Have you written any assembly? Assembly generally has no or very rudimentary type checking, you're generally dealing with words/bytes and addresses, you can arithmetically add parts of strings, divide pointers, etc. Errors due to these operation will surface at runtime, not be typechecked.

> well once someone does that let me know.

You can use void pointers as return types and arguments for all functions in c code. The effect is significantly less type checking while having equivalent performance.

"A substantial 15% of bugs could be detected using type annotations. With this reduction in bugs, it's hard to deny the value of static typing."

Actually, that makes it really easy to deny the value of static typing. If the total number of bugs in dynamic and static code is the same. But some bugs in dynamic code would be caught by static typing checking.

We most conclude that adding static typing results in a large number of non-typing related bugs being added to the code base. It's simple maths.

"Have you written any assembly?" Yes, I'm an emulator author, thank you very much.

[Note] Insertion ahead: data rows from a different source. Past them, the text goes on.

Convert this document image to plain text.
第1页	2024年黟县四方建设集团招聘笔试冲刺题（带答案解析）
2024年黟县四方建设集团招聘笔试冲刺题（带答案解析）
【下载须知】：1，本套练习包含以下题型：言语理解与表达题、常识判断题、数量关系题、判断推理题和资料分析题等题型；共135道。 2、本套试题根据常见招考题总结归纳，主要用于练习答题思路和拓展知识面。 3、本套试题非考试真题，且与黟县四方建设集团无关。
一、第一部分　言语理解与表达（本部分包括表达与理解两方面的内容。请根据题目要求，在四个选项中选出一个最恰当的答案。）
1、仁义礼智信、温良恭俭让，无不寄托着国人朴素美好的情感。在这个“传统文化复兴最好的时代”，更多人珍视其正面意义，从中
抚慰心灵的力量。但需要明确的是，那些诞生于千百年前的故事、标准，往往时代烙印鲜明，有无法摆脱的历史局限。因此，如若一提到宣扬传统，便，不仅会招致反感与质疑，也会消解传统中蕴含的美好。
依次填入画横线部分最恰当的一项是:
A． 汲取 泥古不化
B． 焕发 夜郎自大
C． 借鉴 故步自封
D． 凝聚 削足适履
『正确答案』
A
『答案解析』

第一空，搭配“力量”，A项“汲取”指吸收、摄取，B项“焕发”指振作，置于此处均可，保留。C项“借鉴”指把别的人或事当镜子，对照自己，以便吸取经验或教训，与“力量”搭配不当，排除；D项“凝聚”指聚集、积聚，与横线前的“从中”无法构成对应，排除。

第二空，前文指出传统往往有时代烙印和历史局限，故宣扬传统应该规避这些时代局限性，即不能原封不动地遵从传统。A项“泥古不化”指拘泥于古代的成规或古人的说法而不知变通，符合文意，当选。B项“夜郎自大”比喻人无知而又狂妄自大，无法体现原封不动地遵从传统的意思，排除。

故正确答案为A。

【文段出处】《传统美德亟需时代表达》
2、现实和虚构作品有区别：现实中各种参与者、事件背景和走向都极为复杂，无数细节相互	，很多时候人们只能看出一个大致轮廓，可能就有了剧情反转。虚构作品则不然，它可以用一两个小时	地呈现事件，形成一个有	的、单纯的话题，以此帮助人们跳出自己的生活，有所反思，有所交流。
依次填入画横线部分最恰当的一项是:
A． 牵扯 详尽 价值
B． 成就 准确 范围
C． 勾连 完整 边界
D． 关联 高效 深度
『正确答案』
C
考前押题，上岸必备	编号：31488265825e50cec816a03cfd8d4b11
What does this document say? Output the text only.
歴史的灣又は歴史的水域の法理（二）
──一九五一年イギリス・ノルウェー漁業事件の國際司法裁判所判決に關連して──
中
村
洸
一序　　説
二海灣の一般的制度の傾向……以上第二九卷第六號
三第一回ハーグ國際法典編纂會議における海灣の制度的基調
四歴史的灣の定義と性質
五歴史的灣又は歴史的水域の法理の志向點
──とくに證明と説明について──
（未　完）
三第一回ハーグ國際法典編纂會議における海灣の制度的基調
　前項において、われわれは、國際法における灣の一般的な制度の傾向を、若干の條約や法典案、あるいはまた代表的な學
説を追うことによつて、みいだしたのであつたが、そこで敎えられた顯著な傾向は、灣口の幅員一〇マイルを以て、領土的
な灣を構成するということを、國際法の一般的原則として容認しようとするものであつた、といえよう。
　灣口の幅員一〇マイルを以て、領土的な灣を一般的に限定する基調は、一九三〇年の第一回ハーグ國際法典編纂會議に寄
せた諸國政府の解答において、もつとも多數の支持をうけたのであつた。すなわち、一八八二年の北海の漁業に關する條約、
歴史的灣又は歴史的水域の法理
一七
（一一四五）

The registers and opcodes are typed with things such as u8, u16, u32, u64, i32, i64 and only work with data of the right type.

"arithmetically add parts of strings, divide pointers" You mean standard C stuff, you know the statically typed language.

"You can use void pointers as return types and arguments for all functions in c code" Dynamic types is not the same thing as type eraser. That void pointer doesn't carry the information that it points to a picture of a cat for example.

The fact you don't understand the difference between a void pointer and dynamic typing doesn't exactly surprize me. It's more like a giant vtable.

> If the total number of bugs in dynamic and static code is the same.

Completely baseless assumption.

> Yes, I'm an emulator author, thank you very much.

Ahahaha let's have a link then.

> The registers and opcodes are typed with things such as u8, u16, u32, u64, i32, i64 and only work with data of the right type.

Those are sizes, not types, and the same opcode generally applies to signed and unsigned integers. You consider that to be a static type system and you think the purpose is performance and not correctness? Lol

> You mean standard C stuff, you know the statically typed language.

You're trying to debate against the need for static typing by pointing out unsafe parts of c? Ahaha

> That void pointer doesn't carry the information that it points to a picture of a cat for example.

First of all you can totally carry around runtime type info and value with a single void pointer. Not to mention many dynamically typed languages have type erasure and many statically typed languages have runtime type info. Also, you've claimed multiple times that there's no need for type checking whatsoever. You need runtime type information at runtime now?